Why isn't my calculation that we should be able to see the sun well beyond the observable universe valid?

The problem with your derivation is that you distributed the photons over a 360° circle, so the photons only spread out in a two-dimensional circle. This means that the intensity of light drops off at a rate proportional to $1/r$ instead of $1/r^2$ (where $r$ is the distance from the center of the sun) like it does in a three-dimensional universe.

So, starting with $N$ photons emitted per second, the intensity of photons at a distance $r$ from the sun is given by $$I = \frac{N}{4\pi r^2}.$$ This comes from spreading out the photons over the surface of a sphere surrounding the sun.

The number of photons seen by your eye per second is just the intensity multiplied by the area of the iris of your eye: $$n = IA_\text{eye} = \frac{N}{4\pi r^2}A_\text{eye}.$$ You are looking for the distance beyond which you would see less than one photon per second: $$n = \frac{N}{4\pi r^2}A_\text{eye} \lt 1$$ Solving for $r$ gives $$r > \sqrt\frac{NA_\text{eye}}{4\pi}$$ Plugging in your numbers gives $$r > \sqrt{\frac{(10^{45})\pi(0.005\,\textrm{m}/2)^2}{4\pi}} = 4\cdot10^{19} \,\textrm{m} \approx 4000\,\textrm{light-years}$$ This distance is still well within our own galaxy.


There is a second error.
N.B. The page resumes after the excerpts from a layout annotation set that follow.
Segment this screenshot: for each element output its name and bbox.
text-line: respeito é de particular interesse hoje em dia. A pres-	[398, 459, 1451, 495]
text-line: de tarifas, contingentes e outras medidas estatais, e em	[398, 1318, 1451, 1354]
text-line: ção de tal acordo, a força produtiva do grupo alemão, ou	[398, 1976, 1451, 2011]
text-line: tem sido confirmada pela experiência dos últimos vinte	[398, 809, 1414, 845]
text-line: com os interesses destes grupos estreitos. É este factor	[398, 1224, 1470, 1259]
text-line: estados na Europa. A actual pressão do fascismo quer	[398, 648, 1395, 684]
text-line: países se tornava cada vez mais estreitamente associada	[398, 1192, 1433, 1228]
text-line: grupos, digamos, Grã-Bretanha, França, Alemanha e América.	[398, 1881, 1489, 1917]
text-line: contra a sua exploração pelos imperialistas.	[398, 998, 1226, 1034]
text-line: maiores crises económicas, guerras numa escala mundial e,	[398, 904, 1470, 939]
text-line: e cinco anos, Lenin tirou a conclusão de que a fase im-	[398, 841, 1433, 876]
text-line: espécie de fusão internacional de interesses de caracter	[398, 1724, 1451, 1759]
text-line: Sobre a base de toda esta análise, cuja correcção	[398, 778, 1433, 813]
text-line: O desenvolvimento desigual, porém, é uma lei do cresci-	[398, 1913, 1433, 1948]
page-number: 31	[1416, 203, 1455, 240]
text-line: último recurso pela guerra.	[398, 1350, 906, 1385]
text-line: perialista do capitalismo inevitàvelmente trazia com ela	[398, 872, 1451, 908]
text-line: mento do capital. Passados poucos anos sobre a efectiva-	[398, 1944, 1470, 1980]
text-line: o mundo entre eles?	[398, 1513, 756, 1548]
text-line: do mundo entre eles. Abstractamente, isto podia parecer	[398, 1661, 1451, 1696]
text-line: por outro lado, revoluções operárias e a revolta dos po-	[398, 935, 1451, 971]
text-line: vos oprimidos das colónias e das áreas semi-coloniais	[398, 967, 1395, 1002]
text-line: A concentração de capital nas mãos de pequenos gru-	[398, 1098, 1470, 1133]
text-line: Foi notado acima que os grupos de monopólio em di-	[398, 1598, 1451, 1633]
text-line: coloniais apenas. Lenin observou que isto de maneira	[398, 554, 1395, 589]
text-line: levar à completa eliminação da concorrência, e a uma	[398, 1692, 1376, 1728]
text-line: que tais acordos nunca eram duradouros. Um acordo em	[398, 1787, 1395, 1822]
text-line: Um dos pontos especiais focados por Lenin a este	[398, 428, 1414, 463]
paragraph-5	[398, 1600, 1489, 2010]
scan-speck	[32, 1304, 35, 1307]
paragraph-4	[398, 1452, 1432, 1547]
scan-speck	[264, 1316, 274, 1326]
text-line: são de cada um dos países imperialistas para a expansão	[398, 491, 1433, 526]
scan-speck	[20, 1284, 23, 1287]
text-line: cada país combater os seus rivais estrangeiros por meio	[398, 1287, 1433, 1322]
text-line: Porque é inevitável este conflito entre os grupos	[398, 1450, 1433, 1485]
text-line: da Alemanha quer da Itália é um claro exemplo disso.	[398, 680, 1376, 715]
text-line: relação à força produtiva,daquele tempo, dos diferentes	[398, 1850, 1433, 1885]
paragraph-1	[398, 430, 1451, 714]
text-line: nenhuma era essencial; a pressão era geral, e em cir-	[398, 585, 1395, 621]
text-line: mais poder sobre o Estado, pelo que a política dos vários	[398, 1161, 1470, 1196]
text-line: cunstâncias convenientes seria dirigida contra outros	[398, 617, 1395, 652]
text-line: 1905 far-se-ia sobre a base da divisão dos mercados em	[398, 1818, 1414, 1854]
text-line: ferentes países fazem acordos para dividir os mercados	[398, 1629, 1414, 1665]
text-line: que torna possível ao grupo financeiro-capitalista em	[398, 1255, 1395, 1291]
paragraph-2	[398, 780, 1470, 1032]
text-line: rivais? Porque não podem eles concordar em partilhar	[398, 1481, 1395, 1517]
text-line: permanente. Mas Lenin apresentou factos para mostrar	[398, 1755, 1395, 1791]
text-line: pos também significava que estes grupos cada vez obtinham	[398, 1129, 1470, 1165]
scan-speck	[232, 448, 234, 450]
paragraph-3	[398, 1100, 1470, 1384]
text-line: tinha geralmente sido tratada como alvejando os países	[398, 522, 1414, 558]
Not only you distributed the photons over a circle, not a sphere, you didn't take time and cosmic expansion into account. The two are both completely separate, but both of them will each affect what you'd see.

Imagine a photon leaving the sun. Imagine somehow, your eye could see single photons, so that we don't have to worry about distance and eye sensitivity (after all, telescopes can see photons across billions of.light years. Just naked eyes can't).

Now, if your eye is cosmically speaking, near the sun - say, in the same cluster or supercluster of.galaxies - its easy. Photon arrives, you see it, done.

But you're asking about the observable universe. So the photon travels billions of years to the eye... and during that time, space itself expands. As space expands, the photons wavelength grows too. Wavelength and frequency are related, so the frequency changes. In astronomer-speak, the light is red shifted, meaning it now is longer wavelength than before (in visible light, red is the longest visible wavelength, hence the name).

The end result is, by the time photons from the suns light have travelled a chunk of the way across the visible universe, the light may well not be visible any more. It may have been stretched to infra-red or radio wavelengths instead.

Which means that even with eyes able to detect single photons, you couldn't see the sun from across the visible universe. "Detect" yes, "see" no. Because by the time its photons could reach you, they'd be outside the limits (range of visible frequencies) that the eye can actually see.


If the sun emits $N=10^{45} $ photons per second, an observer at distance $R$ will receive $N/4\pi R^2$ photons per second per unit area. If human eye has radius about $r=10^{-3} m$, it will receive 1 photon per second if

$$\frac{N\pi r^2}{4\pi R^2} =1, $$

$$R \sim \sqrt{N} r \sim 10^{20} m\sim 1 kpc. $$

This is less than the size of the universe.